Optimus Prime visits T.H.E.P.I.T.! General Flagg visits the people who pull GI Joe's strings! Decepticobra visits the United Nations! Snake Eyes visits Maccadam's! And on Earth and Cybertron, visits are paid to ancient, powerful beings... Visiting hours are open in Transformers vs. GI Joe #6
, written by Tom Scioli and John Barber, with art, colors and lettering by Scioli.
This is only the second craziest thing Flagg thinks of this issue.
In the aftermath of last issue's battle, Tunnel Rat effects his escape from Trypticon while the other Joes are indoctrinated in the ways of Decepticobra. On Earth, General Flagg suggests a simple course of action to the committee that oversees GI Joe: "Let's Nuke Cybertron." But the council disagrees - they want Cybertron's technology. As Snake Eyes starts a fight at Maccadam's, the Autobot and Joe prisoners are loaded aboard the Astrotrain, destined for the gladiatorial games on the Polyhex Killway. On Earth, a shrouded figure that couldn't possibly be Cobra Commander seeks out Koh Buru Lah, the ancient monster worshipped by Cobra. As Decepticobra addresses the United Nations and Optimus Prime seeks out Bumblebee's body, General Flagg elects to kill the council rather than accept their decommissioning, only to be interrupted by third party GI Joe Ninjas.
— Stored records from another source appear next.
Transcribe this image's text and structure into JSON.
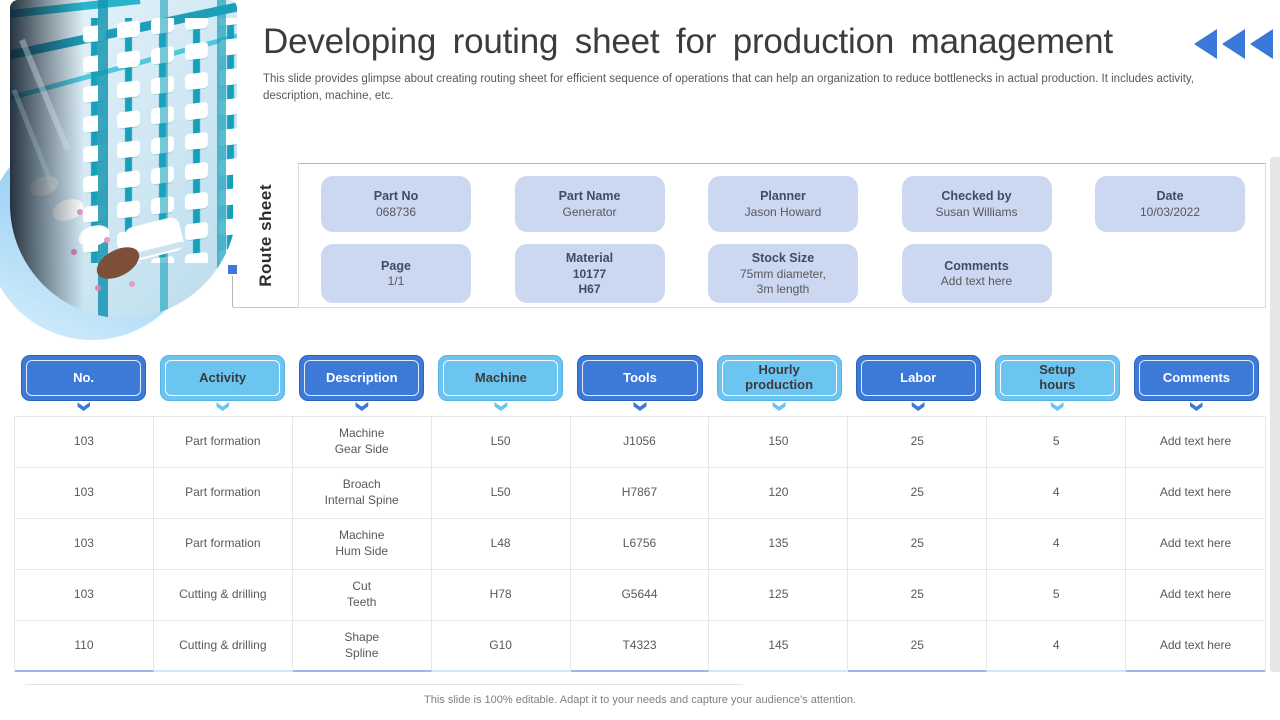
{
  "slide": {
    "title": "Developing routing sheet for production management",
    "subtitle": "This slide provides glimpse about creating routing sheet for efficient sequence of operations that can help an organization to reduce bottlenecks in actual production. It includes activity, description, machine, etc.",
    "footer": "This slide is 100% editable. Adapt it to your needs and capture your audience's attention."
  },
  "route_sheet": {
    "label": "Route sheet",
    "rows": [
      [
        {
          "label": "Part No",
          "value": "068736"
        },
        {
          "label": "Part Name",
          "value": "Generator"
        },
        {
          "label": "Planner",
          "value": "Jason Howard"
        },
        {
          "label": "Checked by",
          "value": "Susan Williams"
        },
        {
          "label": "Date",
          "value": "10/03/2022"
        }
      ],
      [
        {
          "label": "Page",
          "value": "1/1"
        },
        {
          "label": "Material",
          "value": "10177\nH67",
          "strong": true
        },
        {
          "label": "Stock Size",
          "value": "75mm diameter,\n3m length"
        },
        {
          "label": "Comments",
          "value": "Add text here"
        }
      ]
    ]
  },
  "table": {
    "columns": [
      {
        "label": "No.",
        "tone": "dark"
      },
      {
        "label": "Activity",
        "tone": "light"
      },
      {
        "label": "Description",
        "tone": "dark"
      },
      {
        "label": "Machine",
        "tone": "light"
      },
      {
        "label": "Tools",
        "tone": "dark"
      },
      {
        "label": "Hourly\nproduction",
        "tone": "light"
      },
      {
        "label": "Labor",
        "tone": "dark"
      },
      {
        "label": "Setup\nhours",
        "tone": "light"
      },
      {
        "label": "Comments",
        "tone": "dark"
      }
    ],
    "rows": [
      [
        "103",
        "Part formation",
        "Machine\nGear Side",
        "L50",
        "J1056",
        "150",
        "25",
        "5",
        "Add text here"
      ],
      [
        "103",
        "Part formation",
        "Broach\nInternal Spine",
        "L50",
        "H7867",
        "120",
        "25",
        "4",
        "Add text here"
      ],
      [
        "103",
        "Part formation",
        "Machine\nHum Side",
        "L48",
        "L6756",
        "135",
        "25",
        "4",
        "Add text here"
      ],
      [
        "103",
        "Cutting & drilling",
        "Cut\nTeeth",
        "H78",
        "G5644",
        "125",
        "25",
        "5",
        "Add text here"
      ],
      [
        "110",
        "Cutting & drilling",
        "Shape\nSpline",
        "G10",
        "T4323",
        "145",
        "25",
        "4",
        "Add text here"
      ]
    ]
  },
  "decor": {
    "back_chevrons": 3,
    "colors": {
      "dark_blue": "#3d7ad8",
      "light_blue": "#6cc4f1",
      "pill_bg": "#ccd7f1",
      "accent": "#3b79d9"
    }
  }
}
In this issue it's difficult to really tell who has the upper hand at any given point. Except of course on Cybertron, where despite organized resistance from the Jotobot alliance, Megatron still reigns supreme. On Earth, GI Joe finds itself at odds with both the people it answers to and
Optimus Prime himself - one of those confrontations goes better than the others, and again, the implications of it would be enough to fill a 6- or 12- issue series in any other book. We also have a pair of parallel visits with beings of great significance, but Cobra's goes much more according to plan. Other noteworthy but not particularly
spoilerish occurrences include the appearance of Bruticus - and it's a version of Bruticus I think a lot of us wish Hasbro had thought of long ago.
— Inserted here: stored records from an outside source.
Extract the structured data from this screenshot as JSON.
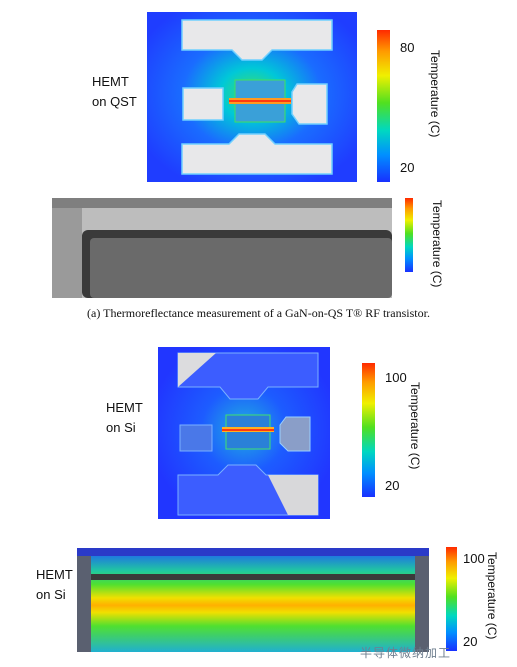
{
  "figure_a": {
    "image_label_line1": "HEMT",
    "image_label_line2": "on QST",
    "colorbar_title": "Temperature (C)",
    "colorbar_max": "80",
    "colorbar_min": "20",
    "strip_colorbar_title": "Temperature (C)",
    "caption": "(a) Thermoreflectance measurement of a GaN-on-QS T® RF transistor."
  },
  "figure_b": {
    "image_label_line1": "HEMT",
    "image_label_line2": "on Si",
    "colorbar_title": "Temperature (C)",
    "colorbar_max": "100",
    "colorbar_min": "20",
    "strip_label_line1": "HEMT",
    "strip_label_line2": "on Si",
    "strip_colorbar_title": "Temperature (C)",
    "strip_colorbar_max": "100",
    "strip_colorbar_min": "20"
  },
  "watermark": "半导体微纳加工"
}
As always, there's more than enough inventive visuals to go around. Bumblebee's current form is noteworthy, as is a landscape I also
can't really mention by name without spoiling something substantial. And the schoolbus Decepticon! I also like the Astrotrain, who is now more than just an engine. That's a neat touch. After flirting with the idea for a holodisplay last issue, Scioli has begun using a technique where energy beams aren't subject to the same page-yellowing as the rest of the comic. It's an interesting technique and really does make the beams look extra-bright, even if it does break the kayfabe of the faded-comic visual style. But seeing as this was never just
a nostalgia project, seeing the comic gradually break free of the production styles of that time period as things escalate is perhaps fitting.
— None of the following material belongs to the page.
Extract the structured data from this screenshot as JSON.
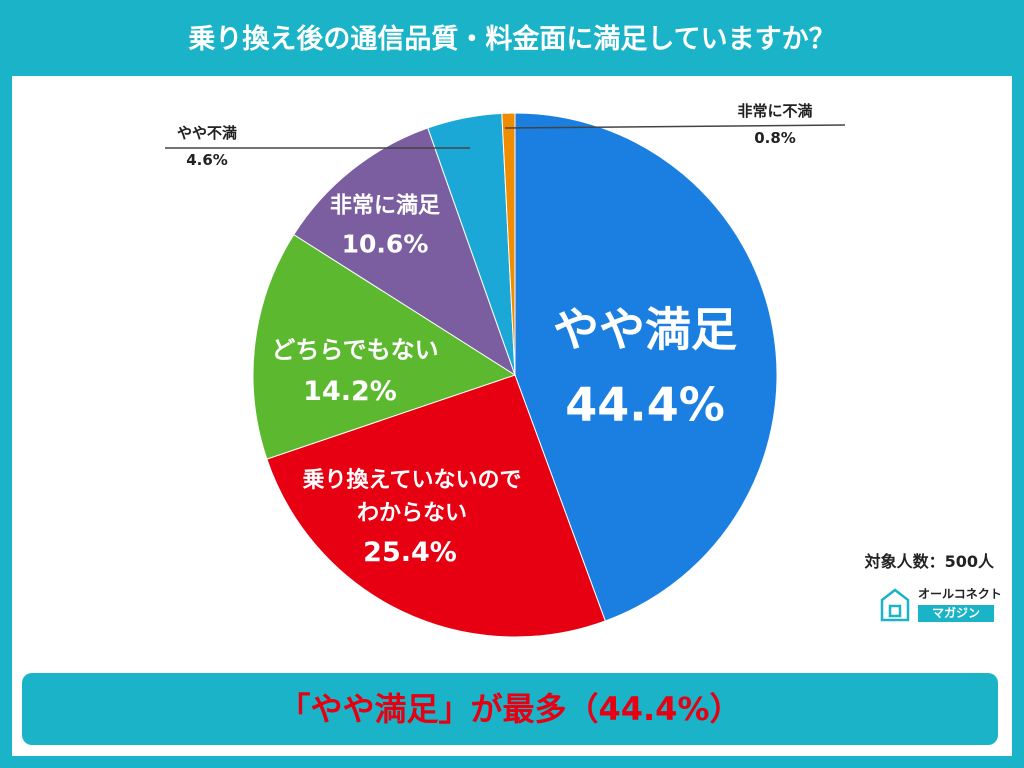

The commentary this month doesn't particularly tell us too much that we can't figure out from the art - which again, I consider a plus! - but it does help to confirm and elaborate on certain aspects, and also draw attention to things that may have gone by unnoticed otherwise. The most important notes are for the last page, which explain the ending of the book and how it's here mainly so that people stop telling Barber and Scioli that's how they want the entire story to end. Scioli makes it clear that he can do better than that, and I fully believe him. The other extra this issue is a look at an early version of the book that Scioli created as part of a 24-hour comics challenge. You can see some visuals that make it to the finished book, and some parallel scenes, but there's also some substantial and fascinating divergences.
There's a fair crop of covers this month, with a few real standouts. Scioli's cover is Optimus Prime with his extremely not-aerodynamic trailer-wings and Minecraft Beam Saber. The subscription cover by Dave Crossland is a group scene showing Optimus Prime and the Joes working together against the Insecticons. It's a nice, stylized piece with a gritty finish depicting a scene that has no bearing on the book's interior. The Retailer Incentive cover by Antonio Fuso shows Snake Eyes and a very techy, movie-looking Grimlock. Jaime Tyndall's cover is a shot of Snake Eyes, and his style works better when he's not trying to bend it towards pinups of the women of Joe and Cobra. The real star, though, is Ottawa Comiccon's exclusve cover. The second by Derek Charm, it shows Duke face off against Optimus Prime in a hockey game, with a guest spot by early 90s blue Snake Eyes in the background. Nice! Charm's style is very clear and crisp and pleasantly stylized, and I'd like to see him tackle interiors in a Transformers comic some time.